Denver radio and television newscaster Edward J. Ruetz, Jr., who co-anchored MKOR radio's "Morning Show" and covered the 1968 Republican and Democratic National Conventions for NBC/KOA, died of pancreatic cancer Monday, one day after his 74th birthday, September 1, 2003.
Ruetz's first job was as a bat boy for the Kenosha Comets, an All-American Girls Professional Baseball team. His broadcasting career began in 1948, when he was still a student at Marquette University in Milwaukee, working for WLIP in Kenosha, Wis. In 1960, he moved to Denver and co-anchored the "Morning Show" with longtime radio personality Bob Martin.
His work covering Colorado politics for KOA and KCNC-Channel 4 earned him a 1972 commendation from the legislature for his "fair and impartial" reporting.
Ruetz considered himself more a radio man than a TV personality, although he anchored Channel 4's Sunday newscast in the 1960s and early 1970s and covered the 1968 Democratic National Convention as a TV reporter.
That convention was a watershed event in Ruetz's career and for the American public. Just a few months after the Tet offensive began shifting public opinion on the Vietnam War, the live coverage of the convention in Chicago left Americans increasingly skeptical about whether their political and cultural institutions could tolerate dissent.
Ruetz was in Chicago with then Colorado Gov. John Love, who described from his hotel room the riots--heads cracking, tear gas clouding the air, police lines advancing against student demonstrators--as Ruetz's cameras rolled.
"His favorite stories were about that convention," said his wife, Jnell Ruetz who married Ruetz in 1977.

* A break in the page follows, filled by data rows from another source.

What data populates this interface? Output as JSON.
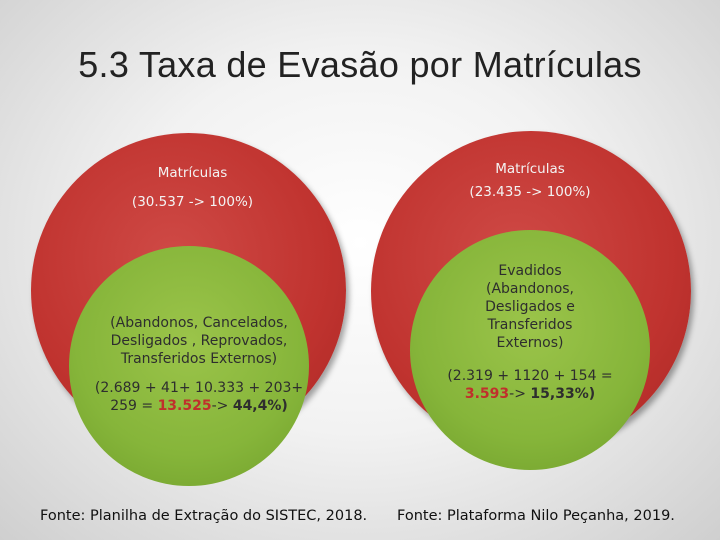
{
  "title": "5.3 Taxa de Evasão por Matrículas",
  "colors": {
    "outer": "#c0332f",
    "inner": "#86b53a",
    "highlight": "#c0302c"
  },
  "left": {
    "outer_label": "Matrículas",
    "outer_value": "(30.537 -> 100%)",
    "inner_categories": "(Abandonos, Cancelados, Desligados , Reprovados, Transferidos Externos)",
    "formula_pre": "(2.689 + 41+ 10.333 + 203+ 259 = ",
    "total": "13.525",
    "arrow": "-> ",
    "percent": "44,4%)",
    "source": "Fonte: Planilha de Extração do SISTEC, 2018."
  },
  "right": {
    "outer_label": "Matrículas",
    "outer_value": "(23.435 -> 100%)",
    "inner_categories": "Evadidos (Abandonos, Desligados e Transferidos Externos)",
    "formula_pre": "(2.319 + 1120 + 154 = ",
    "total": "3.593",
    "arrow": "-> ",
    "percent": "15,33%)",
    "source": "Fonte: Plataforma Nilo Peçanha, 2019."
  }
}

Ruetz left his broadcasting career in 1972 to become the marketing director for Denver Metro Transit, the city-owned successor to the Denver Tramway Corp. and predecessor of RTD. He later became a vice president of ATE Management & Service Co., which supervised 50 transit systems throughout the U.S.
In 1979 Ruetz became a spokesman for the Denver Water Board, where he remained until 1995. His work included advocating for the controversial Two Forks Dam on the South Platte River, and securing federall permits for the construction that never began.
His hobbies included building model trains, including a miniature light-rail system housed in the Ruetzes' basement. Every Christmas, Ruetz installed his HO-guage electric railroad under the tree.
He produced a documentary film on the California Zephyr passenger train and the video "The Lives and Times of the 346," the story of a historic narrow-guage locomotive in the Colorado Railroad Museum's collection.
Survivors included his wife, a son, a daughter, and three grandsons.